Grantville Gazette-Volume 1. Eric Flint

The colloquy was thus providing an excuse for half the academics on the continent, plus a few from the British Isles, to see the Americans for themselves while billing the trip to their employers. As a result, it had grown to the point that no place in Rudolstadt, a county seat that had a population of slightly over a thousand residents two years ago and only half again that many now, could cope with the attendance. Therefore, they were having the Rudolstadt Colloquy some twenty miles down the Saale River to the north, in the university town of Jena, whose permanent population regarded it as a great financial boon. A rousing theological colloquy was an event which attracted not only theologians, but politicians, visitors who came for the entertainment, souvenir salesmen, and food vendors. Outside, in Jena’s market square, beverage booths were vying with street musicians, while booksellers displayed their wares next to pretzel bakers. Almost every house in the town was crammed to the rafters with temporary boarders.

Ed thought idly that if the debate should degenerate into a riot, anyone with a strong right arm and the three and a half pounds of the Concordia Triglotta in a tote bag could do a lot of damage to an opponent—though, luckily, it was a paperback. In the seventeenth century, book printing and book binding were separate trades, and anyone who wanted a cover on his book usually took it to a binder after he had bought it. True, Count Ludwig Guenther had assured him that any riot was more likely to take place outside in the streets rather than among the participants themselves, but half the people outside—farmers and artisans, students and merchants, journeymen and apprentices, male and female—had bought a copy of the book, too. It was by far the most popular souvenir for visitors to take home.

The man next to him shifted restlessly. Ed looked over and saw that his Latin text had acquired an even more elaborate decoration than his own, in pen rather than pencil. The thin-faced little man returned the glance, with a surreptitious grin, and penned a question in the margin of page 122.

You American?

Yes. Ed Piazza. Grantville.

Leopold Cavriani. Geneva. Beer when they stop?

* * *

The two men came out of the university grounds into what Ed still couldn’t help thinking of as a picturesque, old-fashioned, German town that would delight any right-thinking tourist. It was, he reminded himself, a picturesque contemporary German town in which dozens of people who lived in what they considered to be modern times were standing around an old-time West Virginia fiddler. He was sitting on an upside-down keg that had once held imported Norwegian salted herring and playing “Will the Circle Be Unbroken?” A skinny teenaged German girl was selling the sheet music.

Ed chalked up one more “Benny sighting.” Old Benny Pierce, a childless widower, had been 79 at the time of the Event. He must be 81 now, Ed thought. Benny kept wandering around south central Thuringia with the single-minded focus of preventing the legacy of Mother Maybelle Carter from being lost. Some people—especially his nephew’s wife Doreen—worried that he was going to get himself into trouble. But, after all, even Doreen admitted, you couldn’t keep a grown man pinned down. Still, Ed did sort of try to keep track of him. There was no predicting where, when, or if he might someday need to be bailed out, since the grandly-named Department of International Affairs was still doing double duty as the Consular Service.
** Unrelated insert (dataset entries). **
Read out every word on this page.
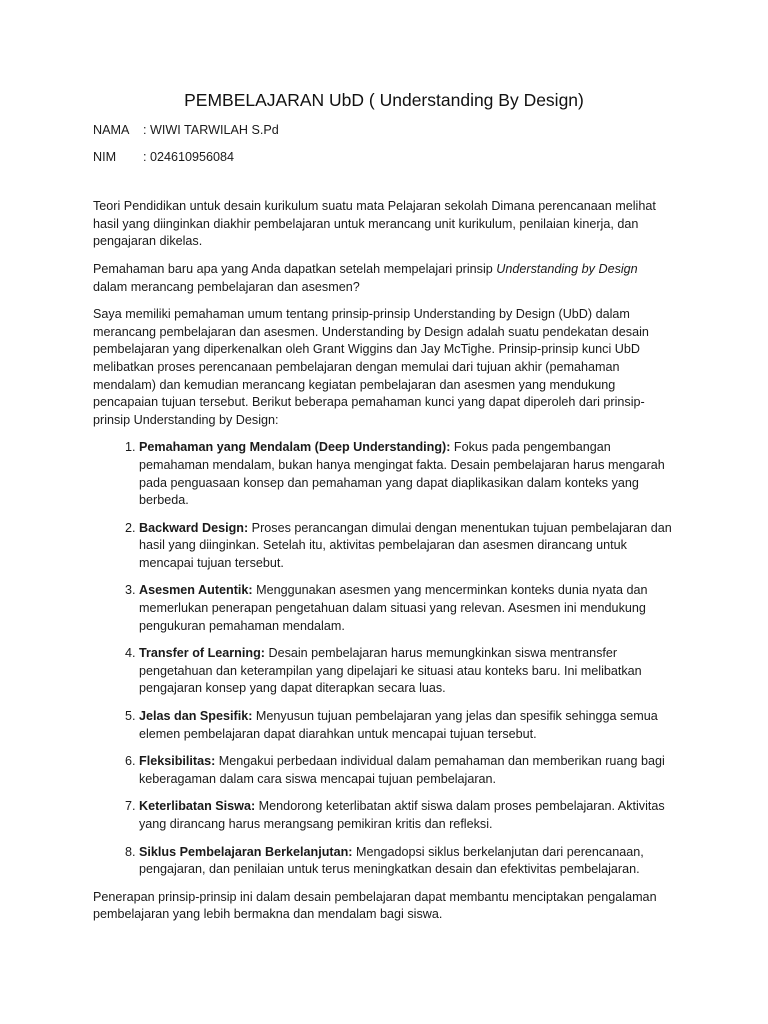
PEMBELAJARAN UbD ( Understanding By Design)
NAMA	: WIWI TARWILAH S.Pd
NIM	: 024610956084

Teori Pendidikan untuk desain kurikulum suatu mata Pelajaran sekolah Dimana perencanaan melihat hasil yang diinginkan diakhir pembelajaran untuk merancang unit kurikulum, penilaian kinerja, dan pengajaran dikelas.

Pemahaman baru apa yang Anda dapatkan setelah mempelajari prinsip Understanding by Design dalam merancang pembelajaran dan asesmen?

Saya memiliki pemahaman umum tentang prinsip-prinsip Understanding by Design (UbD) dalam merancang pembelajaran dan asesmen. Understanding by Design adalah suatu pendekatan desain pembelajaran yang diperkenalkan oleh Grant Wiggins dan Jay McTighe. Prinsip-prinsip kunci UbD melibatkan proses perencanaan pembelajaran dengan memulai dari tujuan akhir (pemahaman mendalam) dan kemudian merancang kegiatan pembelajaran dan asesmen yang mendukung pencapaian tujuan tersebut. Berikut beberapa pemahaman kunci yang dapat diperoleh dari prinsip-prinsip Understanding by Design:

1. Pemahaman yang Mendalam (Deep Understanding): Fokus pada pengembangan pemahaman mendalam, bukan hanya mengingat fakta. Desain pembelajaran harus mengarah pada penguasaan konsep dan pemahaman yang dapat diaplikasikan dalam konteks yang berbeda.
2. Backward Design: Proses perancangan dimulai dengan menentukan tujuan pembelajaran dan hasil yang diinginkan. Setelah itu, aktivitas pembelajaran dan asesmen dirancang untuk mencapai tujuan tersebut.
3. Asesmen Autentik: Menggunakan asesmen yang mencerminkan konteks dunia nyata dan memerlukan penerapan pengetahuan dalam situasi yang relevan. Asesmen ini mendukung pengukuran pemahaman mendalam.
4. Transfer of Learning: Desain pembelajaran harus memungkinkan siswa mentransfer pengetahuan dan keterampilan yang dipelajari ke situasi atau konteks baru. Ini melibatkan pengajaran konsep yang dapat diterapkan secara luas.
5. Jelas dan Spesifik: Menyusun tujuan pembelajaran yang jelas dan spesifik sehingga semua elemen pembelajaran dapat diarahkan untuk mencapai tujuan tersebut.
6. Fleksibilitas: Mengakui perbedaan individual dalam pemahaman dan memberikan ruang bagi keberagaman dalam cara siswa mencapai tujuan pembelajaran.
7. Keterlibatan Siswa: Mendorong keterlibatan aktif siswa dalam proses pembelajaran. Aktivitas yang dirancang harus merangsang pemikiran kritis dan refleksi.
8. Siklus Pembelajaran Berkelanjutan: Mengadopsi siklus berkelanjutan dari perencanaan, pengajaran, dan penilaian untuk terus meningkatkan desain dan efektivitas pembelajaran.

Penerapan prinsip-prinsip ini dalam desain pembelajaran dapat membantu menciptakan pengalaman pembelajaran yang lebih bermakna dan mendalam bagi siswa.
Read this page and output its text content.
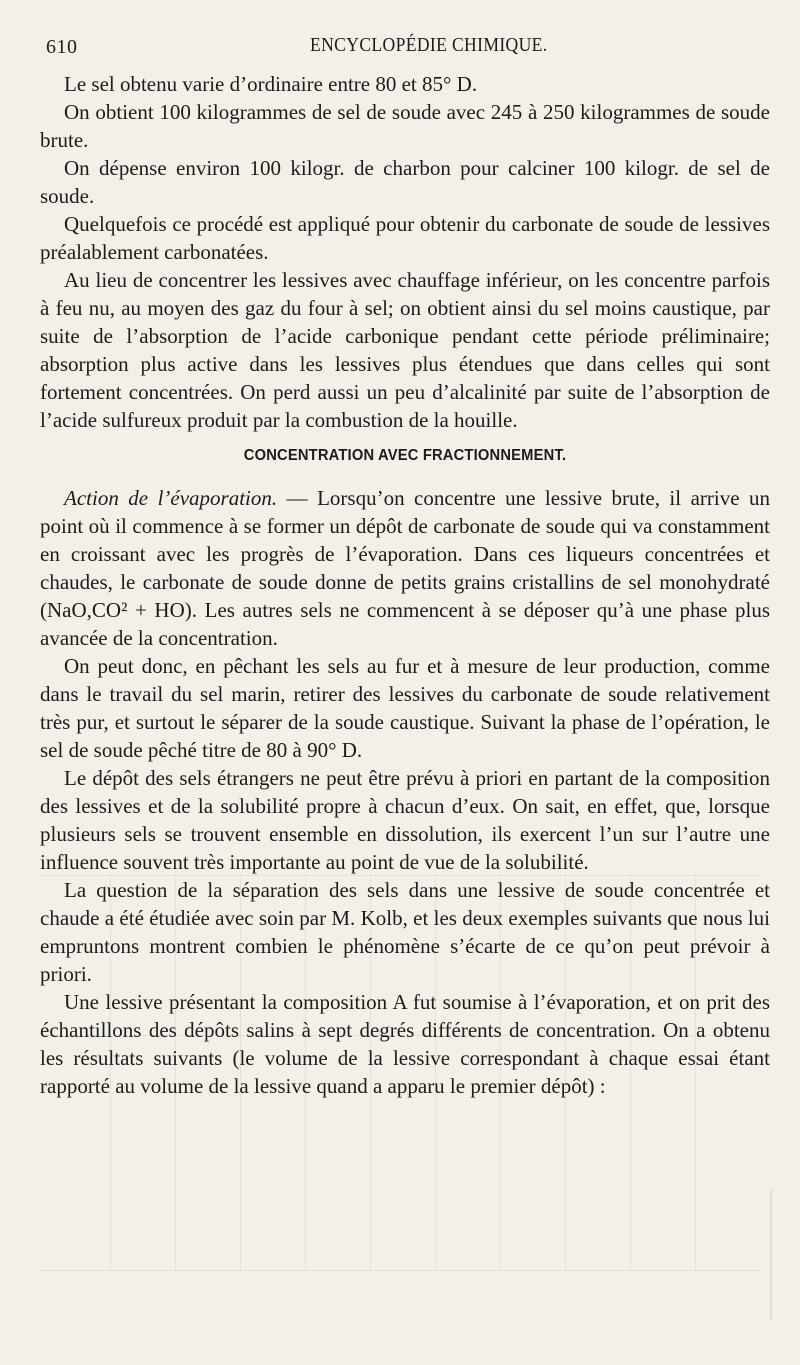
610	ENCYCLOPÉDIE CHIMIQUE.

Le sel obtenu varie d’ordinaire entre 80 et 85° D.

On obtient 100 kilogrammes de sel de soude avec 245 à 250 kilogrammes de soude brute.

On dépense environ 100 kilogr. de charbon pour calciner 100 kilogr. de sel de soude.

Quelquefois ce procédé est appliqué pour obtenir du carbonate de soude de lessives préalablement carbonatées.

Au lieu de concentrer les lessives avec chauffage inférieur, on les concentre parfois à feu nu, au moyen des gaz du four à sel; on obtient ainsi du sel moins caustique, par suite de l’absorption de l’acide carbonique pendant cette période préliminaire; absorption plus active dans les lessives plus étendues que dans celles qui sont fortement concentrées. On perd aussi un peu d’alcalinité par suite de l’absorption de l’acide sulfureux produit par la combustion de la houille.

CONCENTRATION AVEC FRACTIONNEMENT.

Action de l’évaporation. — Lorsqu’on concentre une lessive brute, il arrive un point où il commence à se former un dépôt de carbonate de soude qui va constamment en croissant avec les progrès de l’évaporation. Dans ces liqueurs concentrées et chaudes, le carbonate de soude donne de petits grains cristallins de sel monohydraté (NaO,CO² + HO). Les autres sels ne commencent à se déposer qu’à une phase plus avancée de la concentration.

On peut donc, en pêchant les sels au fur et à mesure de leur production, comme dans le travail du sel marin, retirer des lessives du carbonate de soude relativement très pur, et surtout le séparer de la soude caustique. Suivant la phase de l’opération, le sel de soude pêché titre de 80 à 90° D.

Le dépôt des sels étrangers ne peut être prévu à priori en partant de la composition des lessives et de la solubilité propre à chacun d’eux. On sait, en effet, que, lorsque plusieurs sels se trouvent ensemble en dissolution, ils exercent l’un sur l’autre une influence souvent très importante au point de vue de la solubilité.

La question de la séparation des sels dans une lessive de soude concentrée et chaude a été étudiée avec soin par M. Kolb, et les deux exemples suivants que nous lui empruntons montrent combien le phénomène s’écarte de ce qu’on peut prévoir à priori.

Une lessive présentant la composition A fut soumise à l’évaporation, et on prit des échantillons des dépôts salins à sept degrés différents de concentration. On a obtenu les résultats suivants (le volume de la lessive correspondant à chaque essai étant rapporté au volume de la lessive quand a apparu le premier dépôt) :
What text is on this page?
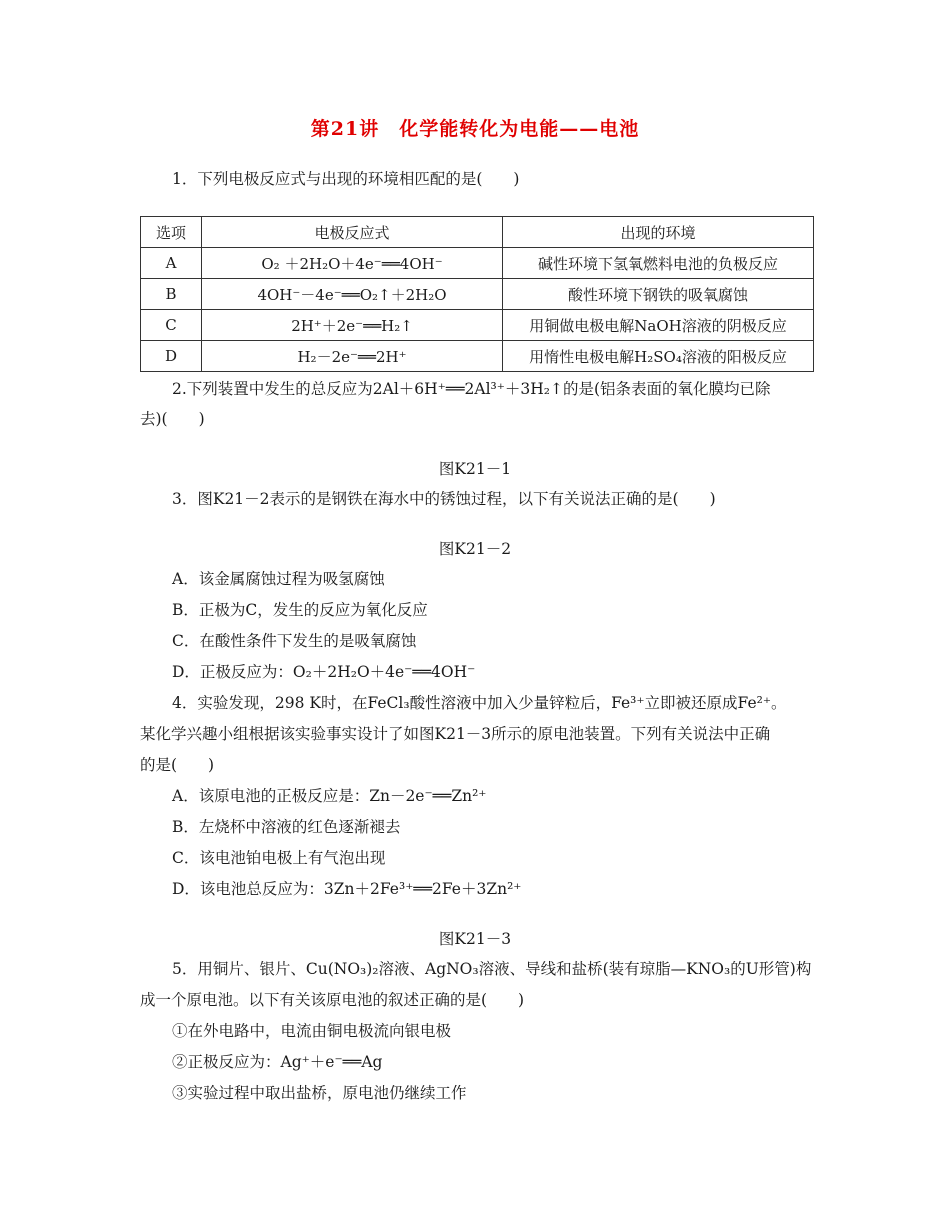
第21讲　化学能转化为电能——电池
1．下列电极反应式与出现的环境相匹配的是(　　)
选项	电极反应式	出现的环境
A	O₂ ＋2H₂O＋4e⁻══4OH⁻	碱性环境下氢氧燃料电池的负极反应
B	4OH⁻－4e⁻══O₂↑＋2H₂O	酸性环境下钢铁的吸氧腐蚀
C	2H⁺＋2e⁻══H₂↑	用铜做电极电解NaOH溶液的阴极反应
D	H₂－2e⁻══2H⁺	用惰性电极电解H₂SO₄溶液的阳极反应
2.下列装置中发生的总反应为2Al＋6H⁺══2Al³⁺＋3H₂↑的是(铝条表面的氧化膜均已除
去)(　　)
图K21－1
3．图K21－2表示的是钢铁在海水中的锈蚀过程，以下有关说法正确的是(　　)
图K21－2
A．该金属腐蚀过程为吸氢腐蚀
B．正极为C，发生的反应为氧化反应
C．在酸性条件下发生的是吸氧腐蚀
D．正极反应为：O₂＋2H₂O＋4e⁻══4OH⁻
4．实验发现，298 K时，在FeCl₃酸性溶液中加入少量锌粒后，Fe³⁺立即被还原成Fe²⁺。
某化学兴趣小组根据该实验事实设计了如图K21－3所示的原电池装置。下列有关说法中正确
的是(　　)
A．该原电池的正极反应是：Zn－2e⁻══Zn²⁺
B．左烧杯中溶液的红色逐渐褪去
C．该电池铂电极上有气泡出现
D．该电池总反应为：3Zn＋2Fe³⁺══2Fe＋3Zn²⁺
图K21－3
5．用铜片、银片、Cu(NO₃)₂溶液、AgNO₃溶液、导线和盐桥(装有琼脂—KNO₃的U形管)构
成一个原电池。以下有关该原电池的叙述正确的是(　　)
①在外电路中，电流由铜电极流向银电极
②正极反应为：Ag⁺＋e⁻══Ag
③实验过程中取出盐桥，原电池仍继续工作
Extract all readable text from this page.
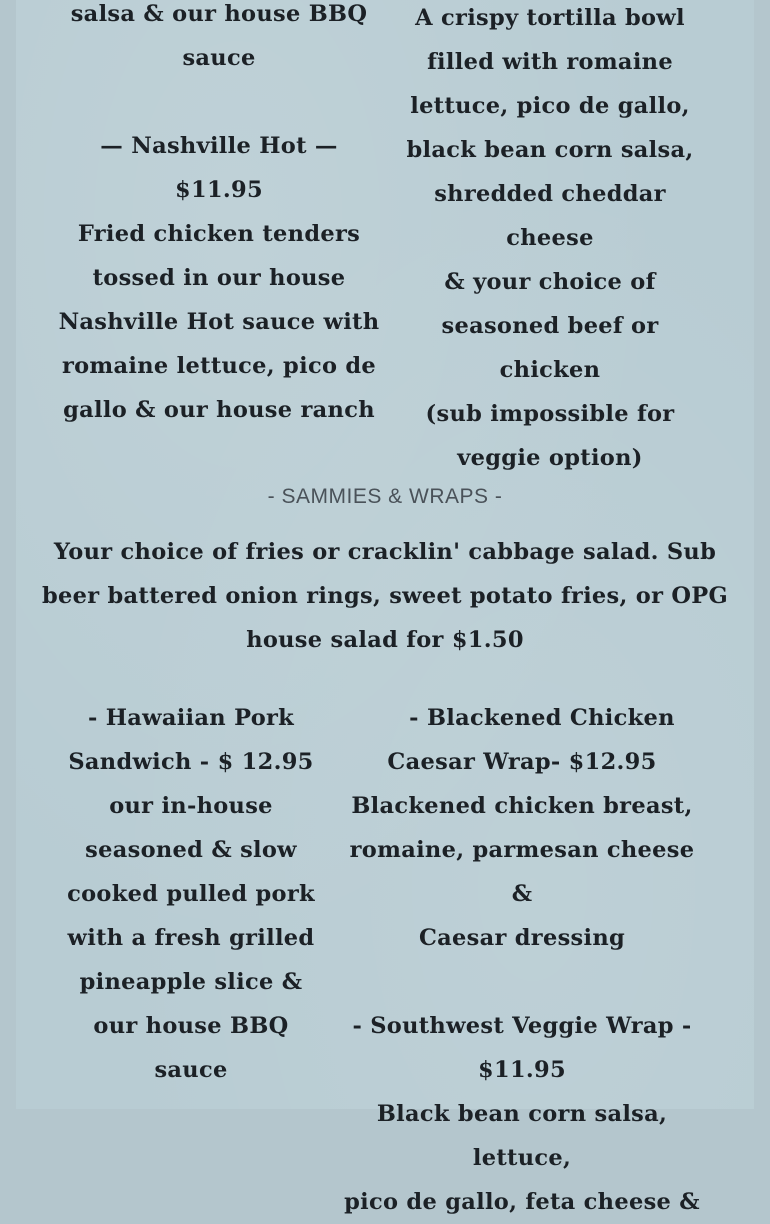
salsa & our house BBQ
sauce
— Nashville Hot — $11.95
Fried chicken tenders
tossed in our house
Nashville Hot sauce with
romaine lettuce, pico de
gallo & our house ranch
A crispy tortilla bowl
filled with romaine
lettuce, pico de gallo,
black bean corn salsa,
shredded cheddar cheese
& your choice of
seasoned beef or chicken
(sub impossible for
veggie option)
- SAMMIES & WRAPS -
Your choice of fries or cracklin' cabbage salad. Sub
beer battered onion rings, sweet potato fries, or OPG
house salad for $1.50
- Hawaiian Pork
Sandwich - $ 12.95
our in-house
seasoned & slow
cooked pulled pork
with a fresh grilled
pineapple slice &
our house BBQ
sauce
- Blackened Chicken
Caesar Wrap- $12.95
Blackened chicken breast,
romaine, parmesan cheese &
Caesar dressing
- Southwest Veggie Wrap -
$11.95
Black bean corn salsa, lettuce,
pico de gallo, feta cheese &
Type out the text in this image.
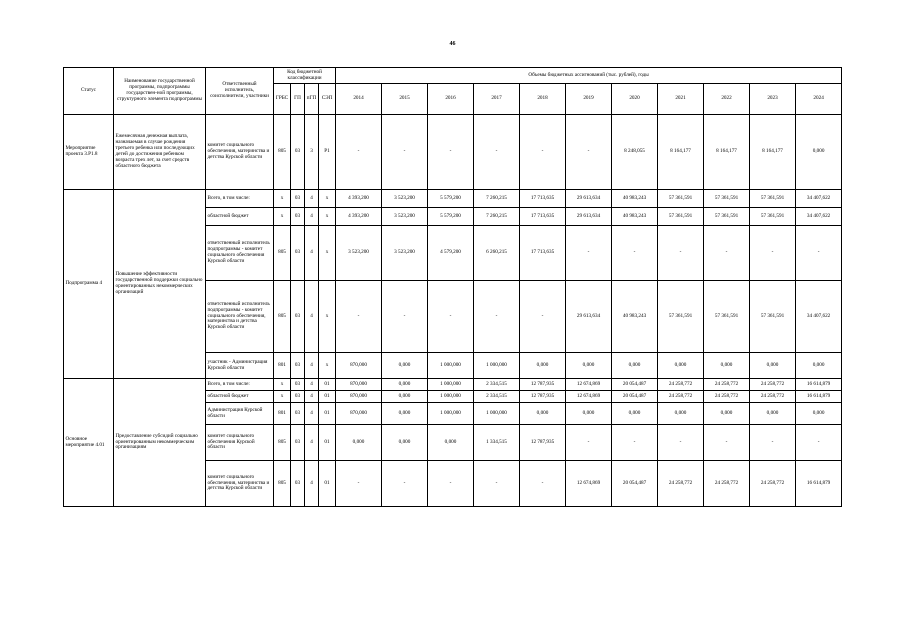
46
Статус	Наименование государственной программы, подпрограммы государствен-ной программы, структурного элемента подпрограммы	Ответственный исполнитель, соисполнители, участники	Код бюджетной классификации				Объемы бюджетных ассигнований (тыс. рублей), годы										
			ГРБС	ГП	пГП	СЭП	2014	2015	2016	2017	2018	2019	2020	2021	2022	2023	2024
Мероприятие проекта 3.Р1.8	Ежемесячная денежная выплата, назначаемая в случае рождения третьего ребенка или последующих детей до достижения ребенком возраста трех лет, за счет средств областного бюджета	комитет социального обеспечения, материнства и детства Курской области	805	03	3	Р1	-	-	-	-	-	-	8 248,055	8 164,177	8 164,177	8 164,177	0,000
Подпрограмма 4	Повышение эффективности государственной поддержки социально ориентированных некоммерческих организаций	Всего, в том числе:	х	03	4	х	4 393,200	3 523,200	5 579,200	7 260,215	17 713,635	29 613,634	40 983,243	57 361,591	57 361,591	57 361,591	34 407,622
		областной бюджет	х	03	4	х	4 393,200	3 523,200	5 579,200	7 260,215	17 713,635	29 613,634	40 983,243	57 361,591	57 361,591	57 361,591	34 407,622
		ответственный исполнитель подпрограммы - комитет социального обеспечения Курской области	805	03	4	х	3 523,200	3 523,200	4 579,200	6 260,215	17 713,635	-	-	-	-	-	-
		ответственный исполнитель подпрограммы - комитет социального обеспечения, материнства и детства Курской области	805	03	4	х	-	-	-	-	-	29 613,634	40 983,243	57 361,591	57 361,591	57 361,591	34 407,622
		участник - Администрация Курской области	801	03	4	х	870,000	0,000	1 000,000	1 000,000	0,000	0,000	0,000	0,000	0,000	0,000	0,000
Основное мероприятие 4.01	Предоставление субсидий социально ориентированным некоммерческим организациям	Всего, в том числе:	х	03	4	01	870,000	0,000	1 000,000	2 334,515	12 787,935	12 674,869	20 054,487	24 258,772	24 258,772	24 258,772	16 614,879
		областной бюджет	х	03	4	01	870,000	0,000	1 000,000	2 334,515	12 787,935	12 674,869	20 054,487	24 258,772	24 258,772	24 258,772	16 614,879
		Администрация Курской области	801	03	4	01	870,000	0,000	1 000,000	1 000,000	0,000	0,000	0,000	0,000	0,000	0,000	0,000
		комитет социального обеспечения Курской области	805	03	4	01	0,000	0,000	0,000	1 334,515	12 787,935	-	-	-	-	-	-
		комитет социального обеспечения, материнства и детства Курской области	805	03	4	01	-	-	-	-	-	12 674,869	20 054,487	24 258,772	24 258,772	24 258,772	16 614,879
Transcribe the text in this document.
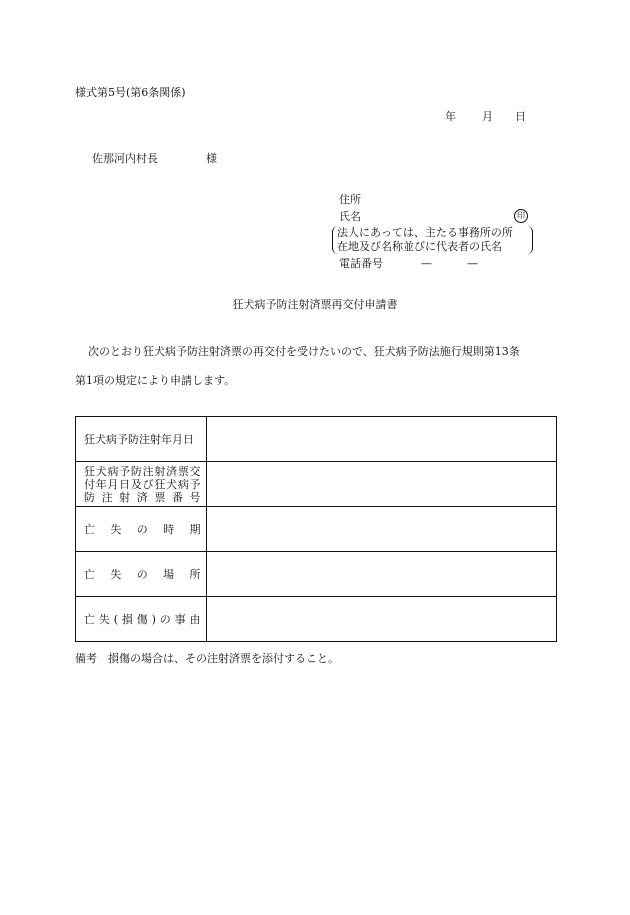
様式第5号(第6条関係)
年 月 日
佐那河内村長	様
住所
氏名	印
法人にあっては、主たる事務所の所
在地及び名称並びに代表者の氏名
電話番号	—	—
狂犬病予防注射済票再交付申請書
次のとおり狂犬病予防注射済票の再交付を受けたいので、狂犬病予防法施行規則第13条
第1項の規定により申請します。
狂犬病予防注射年月日	

狂犬病予防注射済票交付年月日及び狂犬病予防注射済票番号	

亡失の時期	

亡失の場所	

亡失(損傷)の事由	

備考　損傷の場合は、その注射済票を添付すること。
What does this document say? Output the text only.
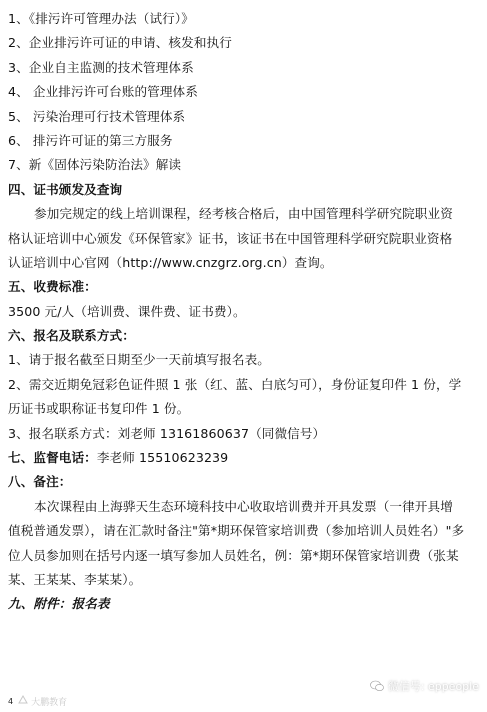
1、《排污许可管理办法（试行）》
2、企业排污许可证的申请、核发和执行
3、企业自主监测的技术管理体系
4、 企业排污许可台账的管理体系
5、 污染治理可行技术管理体系
6、 排污许可证的第三方服务
7、新《固体污染防治法》解读
四、证书颁发及查询
参加完规定的线上培训课程，经考核合格后，由中国管理科学研究院职业资
格认证培训中心颁发《环保管家》证书，该证书在中国管理科学研究院职业资格
认证培训中心官网（http://www.cnzgrz.org.cn）查询。
五、收费标准：
3500 元/人（培训费、课件费、证书费）。
六、报名及联系方式：
1、请于报名截至日期至少一天前填写报名表。
2、需交近期免冠彩色证件照 1 张（红、蓝、白底匀可），身份证复印件 1 份，学
历证书或职称证书复印件 1 份。
3、报名联系方式：刘老师 13161860637（同微信号）
七、监督电话：李老师 15510623239
八、备注：
本次课程由上海骅天生态环境科技中心收取培训费并开具发票（一律开具增
值税普通发票），请在汇款时备注"第*期环保管家培训费（参加培训人员姓名）"多
位人员参加则在括号内逐一填写参加人员姓名，例：第*期环保管家培训费（张某
某、王某某、李某某）。
九、附件：报名表
4 大鹏教育
微信号: eppeople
The weather was nice: that is, it wasn’t actively raining. Yet. Ed and Cavriani took their beers to an outdoor table behind the restaurant. “Ahh,” Ed said, as he sat down.

“Do you prefer ‘Signor’ Cavriani?” The Italian that Ed had learned from his grandparents was rusty, but serviceable.

“Not for a long time,” Cavriani replied in German. “My first language is French. Seventy years or so ago, my grandfather was a university student, thinking modern thoughts. Seventy years ago, those thoughts were about Protestantism, naturally, but he was in Naples. So he found it prudent to leave. Of course, it’s much easier to leave Naples than to leave a lot of these inland places—he just took a boat to Marseilles and from there went over to Geneva. He wrote home, telling his family that if they would send him enough money to buy citizenship, he would open up a branch of the firm. They did, he did, and we’re still there—Cavriani Frères de Genève. Neapolitan politics are fun, of course. I still keep my hand in, a bit. Just as a hobby, you know.”